Saturday, June 27th 2009 was not a good day for me.

In addition to existing tensions, I had accidentally permanently deleted the important notes to accounts file on which we had worked for almost five hours on Friday – late into the night. The option was to sit on Sunday or Monday whole day redoing the file. And PWC would not have helped. I got an ultimatum: “Amcha resource hyavar basnaar nahi.”

So I decided to try to recover the deleted file. And here’s my method and account of recovering the deleted file.

1. Even before you want to undelete any file you should have the software installed! I tried three recovery software which were undelete, Pandora, and Recuva. Please use Recuva.

2. We all know for a long long time that when we permanently delete any file, what really happens is that the reference entry of the physical location of the file on the disk is deleted and the physical location becomes free for overwrite.

3. So when you try to recover any file your laptop becomes a Crime Scene. And you a CSI Agent.

4. Refrain from doing any activity while trying to recover a file. This is like stepping on evidence at a crime scene.

5. When you are opening any file, what really happens is Windows creates a temporary file. And if it not your day the file to be recovered will be over-written! Surfing also means storing web-pages. So is mail download.
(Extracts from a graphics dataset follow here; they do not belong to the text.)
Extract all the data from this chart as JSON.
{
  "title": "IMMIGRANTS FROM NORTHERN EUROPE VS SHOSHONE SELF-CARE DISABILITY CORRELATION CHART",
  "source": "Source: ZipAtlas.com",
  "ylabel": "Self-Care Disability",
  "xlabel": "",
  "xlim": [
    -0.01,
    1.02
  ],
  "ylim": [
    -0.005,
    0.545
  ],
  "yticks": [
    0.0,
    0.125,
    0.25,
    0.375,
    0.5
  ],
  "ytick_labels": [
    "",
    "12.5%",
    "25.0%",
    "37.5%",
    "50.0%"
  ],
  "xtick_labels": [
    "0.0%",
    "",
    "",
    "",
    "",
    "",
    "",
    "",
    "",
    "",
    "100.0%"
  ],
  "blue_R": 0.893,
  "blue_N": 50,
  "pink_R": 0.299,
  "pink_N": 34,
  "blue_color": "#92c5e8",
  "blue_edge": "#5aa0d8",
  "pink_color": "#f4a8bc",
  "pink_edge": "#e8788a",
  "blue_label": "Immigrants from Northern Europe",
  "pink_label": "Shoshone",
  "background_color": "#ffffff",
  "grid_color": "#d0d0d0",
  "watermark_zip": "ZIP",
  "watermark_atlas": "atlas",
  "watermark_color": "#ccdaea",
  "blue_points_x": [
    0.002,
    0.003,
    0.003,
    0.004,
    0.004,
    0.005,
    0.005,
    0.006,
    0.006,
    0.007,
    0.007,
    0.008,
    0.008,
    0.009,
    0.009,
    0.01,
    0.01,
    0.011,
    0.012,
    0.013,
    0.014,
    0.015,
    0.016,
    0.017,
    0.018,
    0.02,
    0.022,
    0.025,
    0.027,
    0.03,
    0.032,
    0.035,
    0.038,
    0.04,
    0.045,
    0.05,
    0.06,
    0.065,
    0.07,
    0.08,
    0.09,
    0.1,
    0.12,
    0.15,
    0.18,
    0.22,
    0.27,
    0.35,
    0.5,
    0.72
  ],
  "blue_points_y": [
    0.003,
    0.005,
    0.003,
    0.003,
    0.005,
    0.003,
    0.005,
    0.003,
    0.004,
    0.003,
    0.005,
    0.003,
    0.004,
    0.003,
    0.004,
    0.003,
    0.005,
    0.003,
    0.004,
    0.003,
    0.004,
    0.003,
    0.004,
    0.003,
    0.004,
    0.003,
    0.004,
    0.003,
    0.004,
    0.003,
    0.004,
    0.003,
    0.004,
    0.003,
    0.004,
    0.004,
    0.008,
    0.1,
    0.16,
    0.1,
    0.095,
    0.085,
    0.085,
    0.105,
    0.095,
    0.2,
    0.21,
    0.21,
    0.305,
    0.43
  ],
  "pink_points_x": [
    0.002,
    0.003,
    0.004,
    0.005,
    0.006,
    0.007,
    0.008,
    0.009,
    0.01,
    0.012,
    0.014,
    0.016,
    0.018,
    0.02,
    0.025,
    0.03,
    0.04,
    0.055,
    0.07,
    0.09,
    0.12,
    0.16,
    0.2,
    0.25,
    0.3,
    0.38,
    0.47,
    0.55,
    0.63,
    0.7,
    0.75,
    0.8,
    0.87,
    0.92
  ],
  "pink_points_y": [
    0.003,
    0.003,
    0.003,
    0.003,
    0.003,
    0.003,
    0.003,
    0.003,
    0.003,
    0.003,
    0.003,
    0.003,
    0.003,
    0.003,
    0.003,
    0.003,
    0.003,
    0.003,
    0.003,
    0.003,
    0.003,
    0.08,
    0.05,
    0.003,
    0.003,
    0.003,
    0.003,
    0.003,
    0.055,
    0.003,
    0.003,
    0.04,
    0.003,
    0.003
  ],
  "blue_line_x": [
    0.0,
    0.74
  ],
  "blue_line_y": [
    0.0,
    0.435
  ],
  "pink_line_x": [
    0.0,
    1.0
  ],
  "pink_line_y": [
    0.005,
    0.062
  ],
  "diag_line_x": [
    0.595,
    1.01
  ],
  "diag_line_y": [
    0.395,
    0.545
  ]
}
So is practically almost anything.

6. But if you do not have the recovery software installed, you have to take your chances – find the Recuva download site and download it on a flash drive! This is what worked for me. Install the software on the flash drive and not on C drive. If you do not have a flash drive store it on a drive other than on the one where the deleted file was stored.

7. Run the software – it tells you what all files can be recovered. If your luck is in you will be able to see the file and the recoverability condition. Mine was not in.

8. One thing about all recovery software is that it tells you which file partially overwrote your deleted file. I think this is “rub-the-salt” information… L

9. By now everyone in the world (including my family members) knew that I had deleted an important file.

10. I heard somewhere “the true measure of man is not when he is strong, but when he is at his weakest.” J and I was at my weakest concerning file recovery.

11. So I did the last thing I could do. I ran a deep scan. It was frustratingly long and the chances of recovery were remote.

12. I noticed that there were lot of temp files which could be recovered ani ithey mazhi tube petli. As I told you earlier, every time a file is opened in reality a temp file is created. When a file is saved this temp file overwrites the original file and the temp file is deleted.

13. So I tried to recover the temp files. What helped was the file type – Word which I was recovering. The time file was modified. Time created is useless. The file I was trying to recover showed a 2006 date of file creation. This is the day on which the file first gets “created”. And MOST IMPORTANTLY the file size. I knew my file size was around 650 KB.

14. So I could recover the notes to accounts file modified at 10:32 pm and it was exactly the latest file. :)

15. A word of caution though. Not all temp files can be recovered. They are most likely to be corrupt. I had tried to recover 3 files. The other two were badly corrupt.


So this is how I recovered the file in two hours. Hope you do not have to go through this anytime. But anytime you need my help, you know I am always there to help!